Muzillac : pour des conteneurs à ordure défectueux, l’entreprise remboursera la collectivité

La cour administrative d’appel de Nantes a condamné une société spécialisée dans la gestion des déchets à verser plus de 360.000 € à la communauté de communes Arc Sud Bretagne (Morbihan), en raison de l'installation de conteneurs "aériens" d'ordures ménagères défectueux.

La société SPCAV avait déjà été condamnée en première instance au tribunal administratif de Rennes. Cette fois c’est la cour administrative d’appel de Nantes qui confirme : l’entreprise spécialisée dans la collecte de déchets devra rembourser la communauté de communes Arc Sud Bretagne.

Arc Sud Bretagne avait conclu un marché public avec cette société, basée dans la banlieue lyonnaise, en octobre 2011. La transaction prévoyait notamment la fourniture de 77 conteneurs aériens destinés au recyclage d’emballages légers, et 80 autres pour les ordures ménagères.

600 000 euros réclamés initialement

Quelques mois après l’installation en mai 2012, la communauté de communes avait constaté des dysfonctionnements sur ces équipements.

Les sacs d’ordures ménagères  déposés ne se répartissaient pas convenablement à l’intérieur de ceux-ci. Si bien que les équipements étaient "saturés" bien avant d’être totalement remplis.

Impossible de stocker efficacement donc. Quatre autres conteneurs, enterrés ceux-là, avait été livrés en supplément par la société. 

Arc Sud Bretagne avait tout de même réclamé 600 000 euros à la société en réparation des préjudices subis.

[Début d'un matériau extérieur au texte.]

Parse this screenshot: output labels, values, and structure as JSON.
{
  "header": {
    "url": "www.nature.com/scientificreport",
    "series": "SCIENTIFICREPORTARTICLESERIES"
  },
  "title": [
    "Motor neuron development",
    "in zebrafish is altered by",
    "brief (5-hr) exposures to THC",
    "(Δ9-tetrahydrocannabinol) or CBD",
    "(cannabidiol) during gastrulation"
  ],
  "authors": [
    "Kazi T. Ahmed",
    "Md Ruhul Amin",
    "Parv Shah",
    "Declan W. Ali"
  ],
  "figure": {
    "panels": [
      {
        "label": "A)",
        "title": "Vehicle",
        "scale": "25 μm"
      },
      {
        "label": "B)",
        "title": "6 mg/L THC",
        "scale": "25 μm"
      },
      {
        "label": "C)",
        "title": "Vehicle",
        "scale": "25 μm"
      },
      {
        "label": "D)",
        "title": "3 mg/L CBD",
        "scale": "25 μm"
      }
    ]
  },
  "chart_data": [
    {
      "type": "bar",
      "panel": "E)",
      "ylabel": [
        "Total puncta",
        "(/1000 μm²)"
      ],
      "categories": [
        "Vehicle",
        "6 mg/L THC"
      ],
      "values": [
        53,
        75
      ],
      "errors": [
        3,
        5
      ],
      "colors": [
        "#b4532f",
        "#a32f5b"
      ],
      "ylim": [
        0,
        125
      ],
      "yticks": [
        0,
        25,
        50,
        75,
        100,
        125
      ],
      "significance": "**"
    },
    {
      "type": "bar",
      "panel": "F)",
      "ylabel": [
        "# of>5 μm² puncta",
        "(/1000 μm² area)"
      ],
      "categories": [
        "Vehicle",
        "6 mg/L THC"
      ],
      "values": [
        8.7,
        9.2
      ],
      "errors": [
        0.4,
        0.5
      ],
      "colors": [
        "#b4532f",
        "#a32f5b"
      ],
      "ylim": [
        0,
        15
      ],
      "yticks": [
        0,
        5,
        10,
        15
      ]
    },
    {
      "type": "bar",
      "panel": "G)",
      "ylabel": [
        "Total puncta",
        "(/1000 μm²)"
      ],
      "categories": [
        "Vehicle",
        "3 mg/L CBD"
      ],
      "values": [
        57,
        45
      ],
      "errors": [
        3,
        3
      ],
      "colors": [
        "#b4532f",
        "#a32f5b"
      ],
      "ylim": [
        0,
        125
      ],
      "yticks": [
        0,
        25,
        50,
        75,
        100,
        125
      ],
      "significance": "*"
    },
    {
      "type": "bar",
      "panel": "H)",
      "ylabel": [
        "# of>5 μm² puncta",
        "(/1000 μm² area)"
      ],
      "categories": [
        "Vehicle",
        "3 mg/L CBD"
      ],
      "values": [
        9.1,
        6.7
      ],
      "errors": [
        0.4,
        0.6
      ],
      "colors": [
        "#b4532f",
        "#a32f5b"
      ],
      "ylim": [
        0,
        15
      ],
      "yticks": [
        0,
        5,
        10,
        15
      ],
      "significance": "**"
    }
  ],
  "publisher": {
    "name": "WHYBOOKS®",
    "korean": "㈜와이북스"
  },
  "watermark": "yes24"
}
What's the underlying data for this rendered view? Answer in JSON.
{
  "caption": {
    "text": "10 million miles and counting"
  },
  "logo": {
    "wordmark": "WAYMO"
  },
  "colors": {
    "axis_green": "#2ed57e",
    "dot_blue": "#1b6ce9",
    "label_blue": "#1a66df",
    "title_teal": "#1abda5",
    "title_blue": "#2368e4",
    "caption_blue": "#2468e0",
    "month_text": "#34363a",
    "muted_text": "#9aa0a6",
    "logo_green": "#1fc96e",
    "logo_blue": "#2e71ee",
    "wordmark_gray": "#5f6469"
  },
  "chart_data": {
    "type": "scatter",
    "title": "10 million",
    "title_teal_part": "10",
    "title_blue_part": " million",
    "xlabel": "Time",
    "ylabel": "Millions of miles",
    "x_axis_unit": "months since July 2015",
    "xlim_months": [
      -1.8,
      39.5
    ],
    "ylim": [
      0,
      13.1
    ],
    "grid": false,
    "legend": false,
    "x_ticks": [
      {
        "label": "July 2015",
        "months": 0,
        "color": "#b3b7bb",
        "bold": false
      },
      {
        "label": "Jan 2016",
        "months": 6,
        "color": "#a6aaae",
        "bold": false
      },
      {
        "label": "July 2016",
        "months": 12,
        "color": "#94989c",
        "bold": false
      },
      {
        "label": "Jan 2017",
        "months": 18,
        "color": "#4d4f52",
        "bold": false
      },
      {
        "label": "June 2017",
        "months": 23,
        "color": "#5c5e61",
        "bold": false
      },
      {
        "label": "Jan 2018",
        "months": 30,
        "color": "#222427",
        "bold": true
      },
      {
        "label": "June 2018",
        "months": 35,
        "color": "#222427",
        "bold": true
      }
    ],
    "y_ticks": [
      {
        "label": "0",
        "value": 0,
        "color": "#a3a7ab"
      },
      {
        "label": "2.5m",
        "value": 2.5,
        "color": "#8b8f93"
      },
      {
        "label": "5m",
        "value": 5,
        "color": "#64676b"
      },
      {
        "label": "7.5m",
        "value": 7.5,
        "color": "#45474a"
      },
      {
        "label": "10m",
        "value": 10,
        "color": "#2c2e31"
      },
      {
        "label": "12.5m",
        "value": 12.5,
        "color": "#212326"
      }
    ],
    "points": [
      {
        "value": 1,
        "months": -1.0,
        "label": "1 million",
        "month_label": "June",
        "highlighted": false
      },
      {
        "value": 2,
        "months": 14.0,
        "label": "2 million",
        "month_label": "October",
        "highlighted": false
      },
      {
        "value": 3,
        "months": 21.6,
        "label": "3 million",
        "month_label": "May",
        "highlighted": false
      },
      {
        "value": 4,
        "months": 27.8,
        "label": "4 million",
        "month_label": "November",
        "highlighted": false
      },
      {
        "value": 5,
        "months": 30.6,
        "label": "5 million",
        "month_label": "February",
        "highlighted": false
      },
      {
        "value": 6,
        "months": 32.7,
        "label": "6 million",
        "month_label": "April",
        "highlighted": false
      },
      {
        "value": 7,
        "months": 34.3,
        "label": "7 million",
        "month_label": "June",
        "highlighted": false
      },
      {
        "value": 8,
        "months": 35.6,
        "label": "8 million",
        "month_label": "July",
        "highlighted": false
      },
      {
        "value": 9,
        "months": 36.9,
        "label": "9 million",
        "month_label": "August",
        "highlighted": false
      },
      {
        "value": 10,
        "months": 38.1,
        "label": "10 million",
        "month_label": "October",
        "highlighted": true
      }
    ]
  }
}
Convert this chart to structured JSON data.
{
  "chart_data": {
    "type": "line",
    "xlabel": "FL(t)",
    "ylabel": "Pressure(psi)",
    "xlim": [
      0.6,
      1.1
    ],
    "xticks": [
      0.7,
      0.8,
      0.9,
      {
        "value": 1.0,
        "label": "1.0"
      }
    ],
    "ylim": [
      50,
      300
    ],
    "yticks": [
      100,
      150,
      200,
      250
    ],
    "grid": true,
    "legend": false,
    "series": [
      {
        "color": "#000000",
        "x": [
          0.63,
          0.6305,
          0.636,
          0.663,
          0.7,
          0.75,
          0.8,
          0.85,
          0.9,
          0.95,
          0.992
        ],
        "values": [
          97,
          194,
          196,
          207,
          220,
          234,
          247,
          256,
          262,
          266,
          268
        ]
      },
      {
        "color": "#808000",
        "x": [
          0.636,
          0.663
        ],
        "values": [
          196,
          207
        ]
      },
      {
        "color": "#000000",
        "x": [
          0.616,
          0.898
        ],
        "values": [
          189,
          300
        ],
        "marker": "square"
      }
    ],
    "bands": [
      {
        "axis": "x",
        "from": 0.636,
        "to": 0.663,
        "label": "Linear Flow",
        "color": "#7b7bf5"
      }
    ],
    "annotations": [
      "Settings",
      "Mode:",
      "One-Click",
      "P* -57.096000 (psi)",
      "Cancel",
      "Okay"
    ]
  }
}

Sa demande d’indemnités n’ayant été que partiellement satisfaite par le tribunal rennais, elle avait présenté un appel incident devant la cour nantaise.

En outre, les vis de sécurité sur le levier d’ouverture des trappes des conteneurs aériens étaient "insuffisamment résistantes". La "responsabilité contractuelle" de la société était encore engagée en raison de la livraison d’un conteneur de 3 mètres cubes, au lieu de la structure de 4 m3 initialement attendue.  

Une « brigade verte » mise en place

Pour la cour d’Appel, les conteneurs étaient défectueux « dès l’origine ». Par conséquent la collectivité devait être indemnisée à hauteur du "prix de remplacement de la fourniture de 80 nouveaux conteneurs de ce type".

Une partie de l’indemnité était liée à des surcoûts d’exploitation, comme la création d’une « brigade verte » pour faire face à l’entreposage sauvage de sacs d’ordures devant les conteneurs.

Le vice de conception a entraîné, selon la cour, des surcoûts pour la collectivité, en raison de collectes plus fréquentes et du nettoyage des abords des équipements, "souillés par les déchets y ayant été déposés faute de place".